The family of Adam and Kristina gathers for a photograph. (NBC)

This sort of small-scale realism was a slight twist on the sorts of independent films and kitchen-sink stage plays that had dug into the realities of American working- and middle-class lives. The family drama offered a glossier spin on that material, even as the country itself was returning to one where more and more families lived paycheck to paycheck.

Thus, the end of Parenthood marks the end of another era — the era when a family like the Bravermans even felt possible in a dramatic context. Now, by and large, these big, sprawling family shows forthrightly confront class issues (as on ABC Family's often excellent Switched at Birth) or they're comedies, where the burden of adhering to reality can be much looser (as on Modern Family).

Parenthood, then, ends the era when the white, upper middle-class existence defined the existence of enough TV viewers that even a low-rated show about such a thing could survive or even thrive on the TV schedule. As if to further prove this point, the biggest show in years is Fox's Empire, a huge, over-the-top soap about a black family of hip hop moguls. It's a crazy soap first and foremost, sure. But it's also a family drama — just one that looks nothing like any other show that label might be appended to.

The end of Parenthood

I don't want to damn Parenthood with faint praise. When it was on, it was one of my favorite shows on TV, and in its finest moments, it got at a kind of emotional truth few other shows could touch. The moment, for instance, when Julia realizes she won't be adopting the baby she thought she would near the end of season three still guts me.

But I'm also appreciative of the way that the series finale pulled back and back from the characters, until they seemed like a collection of stock figures moved into positions around a diorama. The series of flash-forwards Katims employed at the episode's end (interspersed with Zeek's funeral) let us know that the Bravermans would be okay, would all go on to live out their dreams and have happy, successful lives.

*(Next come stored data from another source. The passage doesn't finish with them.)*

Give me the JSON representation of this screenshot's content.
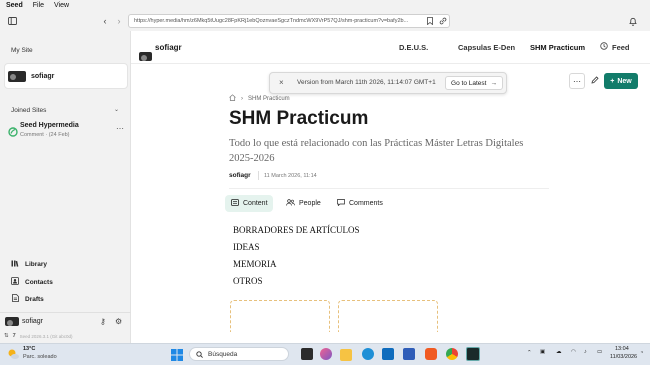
{
  "menubar": {
    "items": [
      "Seed",
      "File",
      "View"
    ]
  },
  "toolbar": {
    "url": "https://hyper.media/hm/z6Mkq5tUugc28FpKRj1ebQoznvaeSgczTndmcWX9VrP57QJ/shm-practicum?v=bafy2b..."
  },
  "sidebar": {
    "my_site_label": "My Site",
    "site_name": "sofiagr",
    "joined_label": "Joined Sites",
    "joined_item": {
      "title": "Seed Hypermedia",
      "meta": "Comment · (24 Feb)"
    },
    "nav": [
      {
        "label": "Library",
        "icon": "library-icon"
      },
      {
        "label": "Contacts",
        "icon": "contacts-icon"
      },
      {
        "label": "Drafts",
        "icon": "drafts-icon"
      }
    ],
    "footer_user": "sofiagr"
  },
  "header": {
    "site_name": "sofiagr",
    "links": [
      "D.E.U.S.",
      "Capsulas E-Den",
      "SHM Practicum"
    ],
    "feed_label": "Feed"
  },
  "banner": {
    "text": "Version from March 11th 2026, 11:14:07 GMT+1",
    "button": "Go to Latest"
  },
  "actions": {
    "new_label": "New"
  },
  "document": {
    "breadcrumb": "SHM Practicum",
    "title": "SHM Practicum",
    "subtitle": "Todo lo que está relacionado con las Prácticas Máster Letras Digitales 2025-2026",
    "author": "sofiagr",
    "date": "11 March 2026, 11:14",
    "tabs": [
      "Content",
      "People",
      "Comments"
    ],
    "lines": [
      "BORRADORES DE ARTÍCULOS",
      "IDEAS",
      "MEMORIA",
      "OTROS"
    ]
  },
  "statusbar": {
    "count": "7",
    "version": "Seed 2026.3.1 (Git abc0d)"
  },
  "taskbar": {
    "weather_temp": "13°C",
    "weather_desc": "Parc. soleado",
    "search_placeholder": "Búsqueda",
    "time": "13:04",
    "date": "11/03/2026"
  },
  "colors": {
    "accent": "#127c6a",
    "banner_bg": "#f4f4f4",
    "dashed": "#e7c07c"
  }
}
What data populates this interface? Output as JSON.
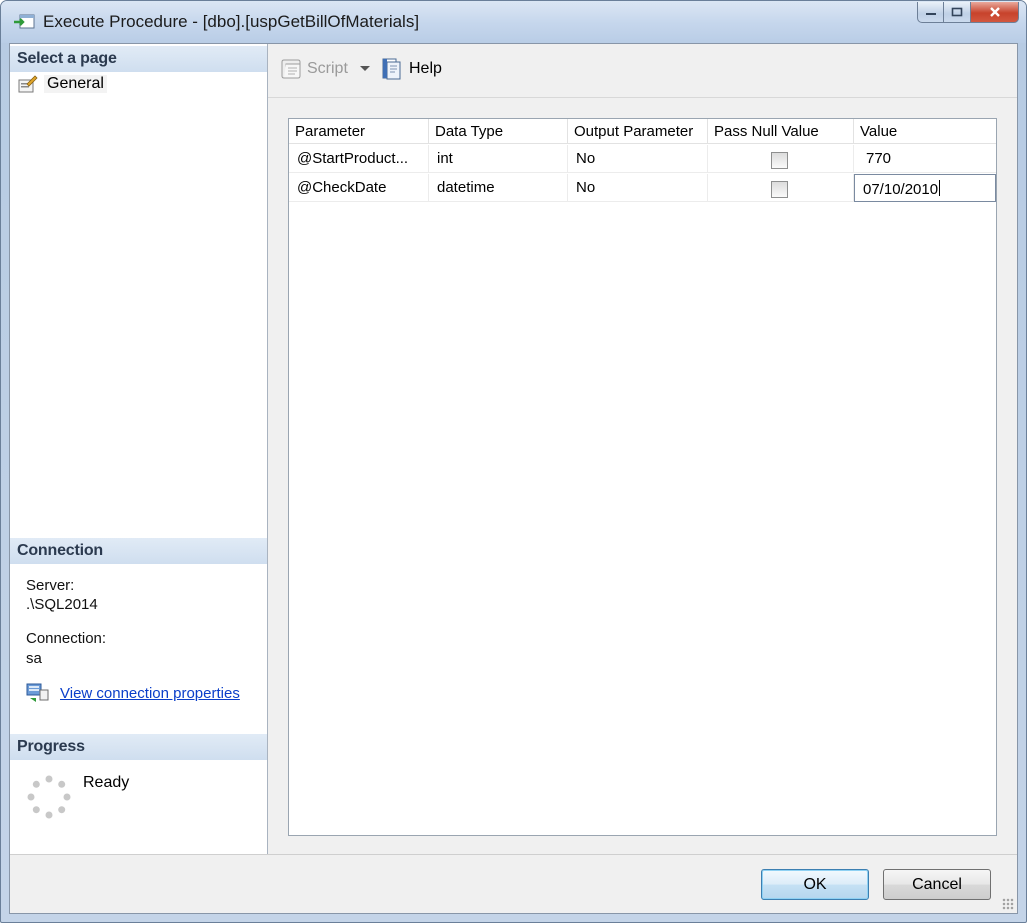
{
  "window": {
    "title": "Execute Procedure - [dbo].[uspGetBillOfMaterials]"
  },
  "left": {
    "select_page_header": "Select a page",
    "pages": [
      {
        "label": "General",
        "icon": "properties-page-icon"
      }
    ],
    "connection_header": "Connection",
    "server_label": "Server:",
    "server_value": ".\\SQL2014",
    "connection_label": "Connection:",
    "connection_value": "sa",
    "view_props_link": "View connection properties",
    "progress_header": "Progress",
    "progress_status": "Ready"
  },
  "toolbar": {
    "script_label": "Script",
    "help_label": "Help"
  },
  "grid": {
    "columns": [
      "Parameter",
      "Data Type",
      "Output Parameter",
      "Pass Null Value",
      "Value"
    ],
    "rows": [
      {
        "parameter": "@StartProduct...",
        "data_type": "int",
        "output": "No",
        "pass_null": false,
        "value": "770"
      },
      {
        "parameter": "@CheckDate",
        "data_type": "datetime",
        "output": "No",
        "pass_null": false,
        "value": "07/10/2010"
      }
    ]
  },
  "buttons": {
    "ok": "OK",
    "cancel": "Cancel"
  },
  "colors": {
    "link": "#0a3ec9",
    "header_text": "#2b3a4f",
    "close_button": "#c7432c"
  }
}
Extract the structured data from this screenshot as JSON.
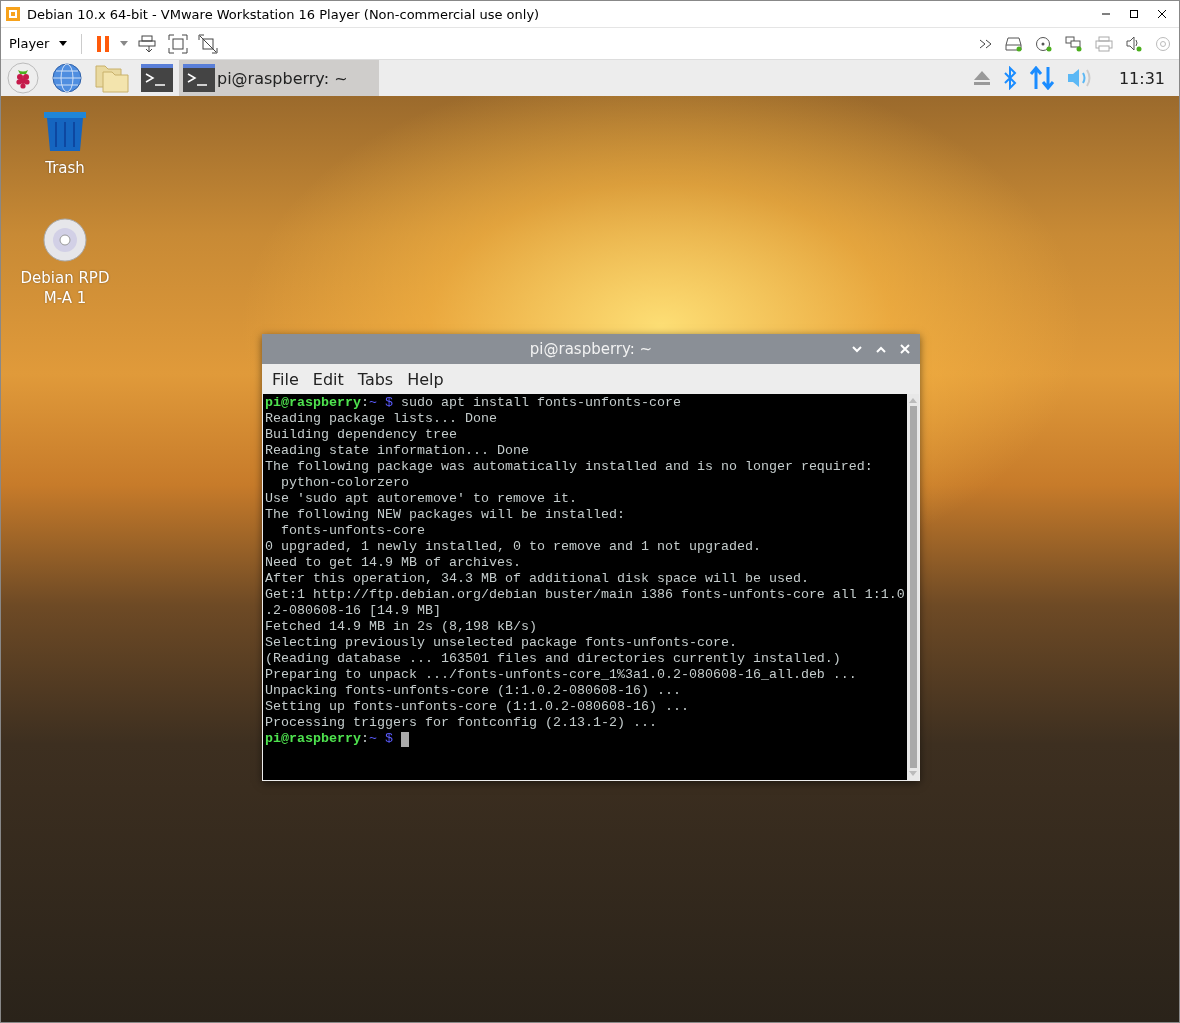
{
  "vm_window": {
    "title": "Debian 10.x 64-bit - VMware Workstation 16 Player (Non-commercial use only)"
  },
  "vm_toolbar": {
    "player_menu": "Player"
  },
  "taskbar": {
    "tasks": [
      {
        "label": "pi@raspberry: ~",
        "selected": true
      }
    ],
    "clock": "11:31"
  },
  "desktop_icons": [
    {
      "label": "Trash",
      "kind": "trash"
    },
    {
      "label": "Debian RPD M-A 1",
      "kind": "disc"
    }
  ],
  "terminal": {
    "title": "pi@raspberry: ~",
    "menu": [
      "File",
      "Edit",
      "Tabs",
      "Help"
    ],
    "lines": [
      {
        "kind": "prompt",
        "user": "pi@raspberry",
        "separator": ":",
        "path": "~",
        "symbol": "$",
        "command": "sudo apt install fonts-unfonts-core",
        "cursor": false
      },
      {
        "kind": "output",
        "text": "Reading package lists... Done"
      },
      {
        "kind": "output",
        "text": "Building dependency tree"
      },
      {
        "kind": "output",
        "text": "Reading state information... Done"
      },
      {
        "kind": "output",
        "text": "The following package was automatically installed and is no longer required:"
      },
      {
        "kind": "output",
        "text": "  python-colorzero"
      },
      {
        "kind": "output",
        "text": "Use 'sudo apt autoremove' to remove it."
      },
      {
        "kind": "output",
        "text": "The following NEW packages will be installed:"
      },
      {
        "kind": "output",
        "text": "  fonts-unfonts-core"
      },
      {
        "kind": "output",
        "text": "0 upgraded, 1 newly installed, 0 to remove and 1 not upgraded."
      },
      {
        "kind": "output",
        "text": "Need to get 14.9 MB of archives."
      },
      {
        "kind": "output",
        "text": "After this operation, 34.3 MB of additional disk space will be used."
      },
      {
        "kind": "output",
        "text": "Get:1 http://ftp.debian.org/debian buster/main i386 fonts-unfonts-core all 1:1.0"
      },
      {
        "kind": "output",
        "text": ".2-080608-16 [14.9 MB]"
      },
      {
        "kind": "output",
        "text": "Fetched 14.9 MB in 2s (8,198 kB/s)"
      },
      {
        "kind": "output",
        "text": "Selecting previously unselected package fonts-unfonts-core."
      },
      {
        "kind": "output",
        "text": "(Reading database ... 163501 files and directories currently installed.)"
      },
      {
        "kind": "output",
        "text": "Preparing to unpack .../fonts-unfonts-core_1%3a1.0.2-080608-16_all.deb ..."
      },
      {
        "kind": "output",
        "text": "Unpacking fonts-unfonts-core (1:1.0.2-080608-16) ..."
      },
      {
        "kind": "output",
        "text": "Setting up fonts-unfonts-core (1:1.0.2-080608-16) ..."
      },
      {
        "kind": "output",
        "text": "Processing triggers for fontconfig (2.13.1-2) ..."
      },
      {
        "kind": "prompt",
        "user": "pi@raspberry",
        "separator": ":",
        "path": "~",
        "symbol": "$",
        "cursor": true
      }
    ]
  }
}
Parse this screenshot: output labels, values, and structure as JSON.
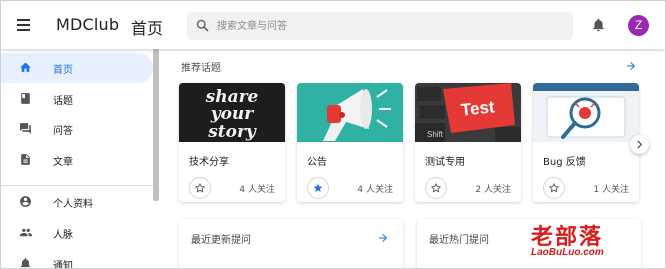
{
  "app": {
    "name": "MDClub",
    "page_title": "首页",
    "avatar_letter": "Z"
  },
  "search": {
    "placeholder": "搜索文章与问答"
  },
  "sidebar": {
    "items": [
      {
        "label": "首页",
        "icon": "home-icon",
        "active": true
      },
      {
        "label": "话题",
        "icon": "book-icon"
      },
      {
        "label": "问答",
        "icon": "forum-icon"
      },
      {
        "label": "文章",
        "icon": "article-icon"
      },
      {
        "label": "个人资料",
        "icon": "account-circle-icon"
      },
      {
        "label": "人脉",
        "icon": "people-icon"
      },
      {
        "label": "通知",
        "icon": "notifications-icon"
      }
    ]
  },
  "recommended": {
    "title": "推荐话题",
    "topics": [
      {
        "name": "技术分享",
        "followers": "4 人关注",
        "followed": false,
        "image_text": [
          "share",
          "your",
          "story"
        ]
      },
      {
        "name": "公告",
        "followers": "4 人关注",
        "followed": true
      },
      {
        "name": "测试专用",
        "followers": "2 人关注",
        "followed": false,
        "image_text": [
          "Test",
          "Shift"
        ]
      },
      {
        "name": "Bug 反馈",
        "followers": "1 人关注",
        "followed": false
      }
    ]
  },
  "panels": {
    "latest_questions": {
      "title": "最近更新提问"
    },
    "hot_questions": {
      "title": "最近热门提问"
    }
  },
  "watermark": {
    "cn": "老部落",
    "en": "LaoBuLuo.com"
  },
  "colors": {
    "accent": "#1a73e8",
    "active_bg": "#e8f0fe",
    "avatar": "#9c27b0",
    "watermark": "#d91c1c"
  }
}
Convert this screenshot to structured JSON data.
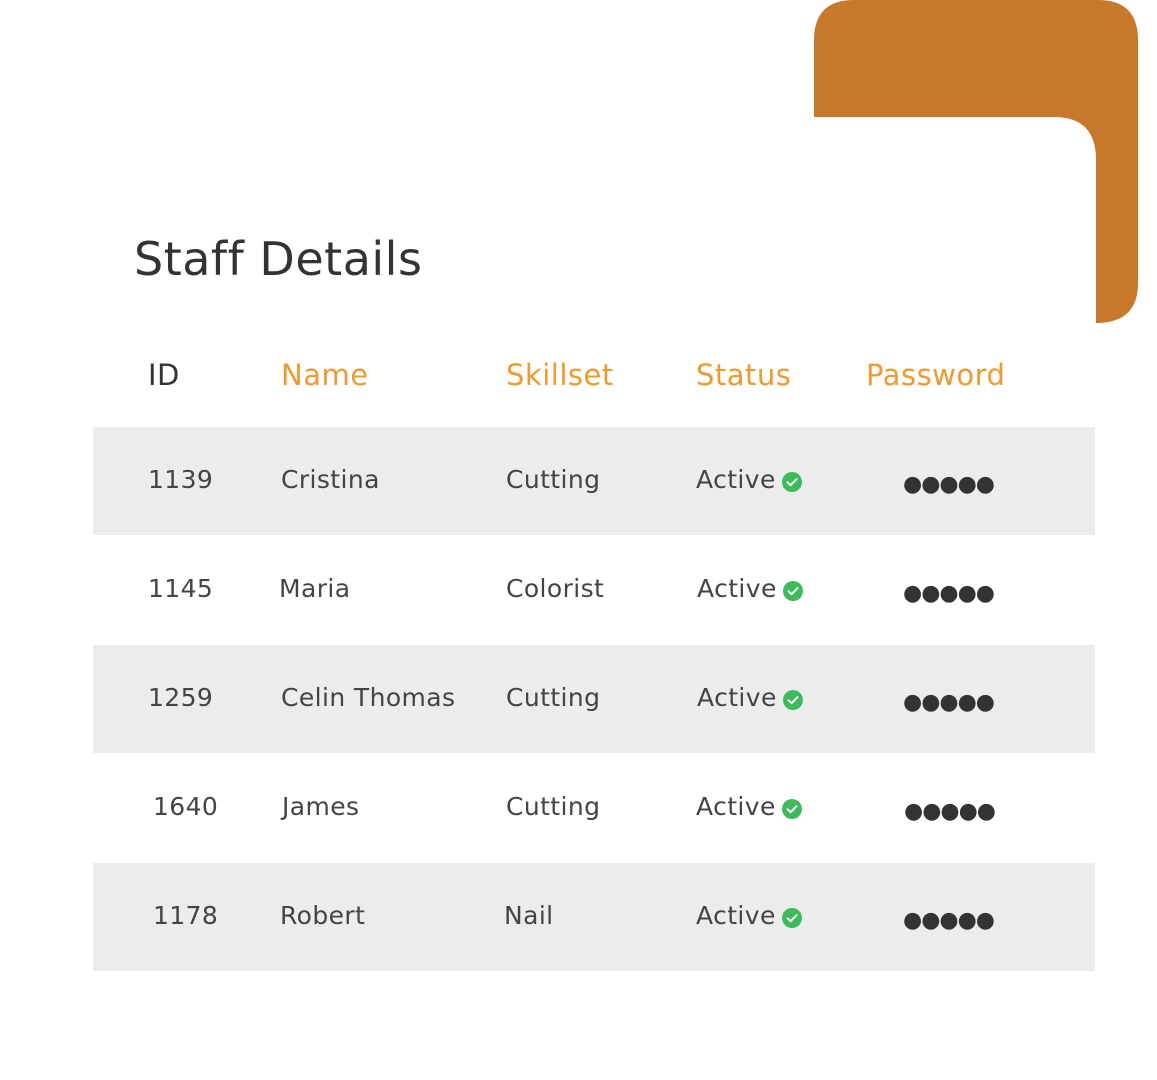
{
  "page": {
    "title": "Staff Details"
  },
  "colors": {
    "accent": "#ef9a2e",
    "bracket": "#c8782a",
    "stripe": "#ececec",
    "status_ok": "#3dbb5b",
    "text": "#444444"
  },
  "table": {
    "headers": {
      "id": "ID",
      "name": "Name",
      "skillset": "Skillset",
      "status": "Status",
      "password": "Password"
    },
    "rows": [
      {
        "id": "1139",
        "name": "Cristina",
        "skillset": "Cutting",
        "status": "Active",
        "password": "●●●●●",
        "status_icon": "check-circle-icon"
      },
      {
        "id": "1145",
        "name": "Maria",
        "skillset": "Colorist",
        "status": "Active",
        "password": "●●●●●",
        "status_icon": "check-circle-icon"
      },
      {
        "id": "1259",
        "name": "Celin Thomas",
        "skillset": "Cutting",
        "status": "Active",
        "password": "●●●●●",
        "status_icon": "check-circle-icon"
      },
      {
        "id": "1640",
        "name": "James",
        "skillset": "Cutting",
        "status": "Active",
        "password": "●●●●●",
        "status_icon": "check-circle-icon"
      },
      {
        "id": "1178",
        "name": "Robert",
        "skillset": "Nail",
        "status": "Active",
        "password": "●●●●●",
        "status_icon": "check-circle-icon"
      }
    ]
  }
}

In a way, that's comforting, isn't it? In its final few seasons, Parenthood sometimes seemed almost heedless in its pursuit of the idea that if you just followed your dreams, everything would be okay. As we too often see in our own lives, that's just not true, but that it could be true for some fictional characters it was easy to deeply identify with could be very satisfying.


Amber (Mae Whitman) greets baby Zeek, the newest Braverman. (NBC)

The audience for Parenthood was hugely committed to the show, even if it was, ultimately, a pretty small one. (Ironically, the show is ending because a series with this big of a cast proved too expensive to keep renewing, even though the series' loyal viewership has gone from tiny to mediocre to downright respectable as network TV has collapsed around it.) That audience will almost certainly be satisfied with this ending, which leaves the characters in wonderful places.

But that finale is also filled with a kind of mournfulness for a world that has passed on, right out from under the show's feet. There's probably room to do a family drama about the issues more and more Americans face now. That show probably won't look anything like Parenthood, but it was sure nice to visit the show's world for six seasons.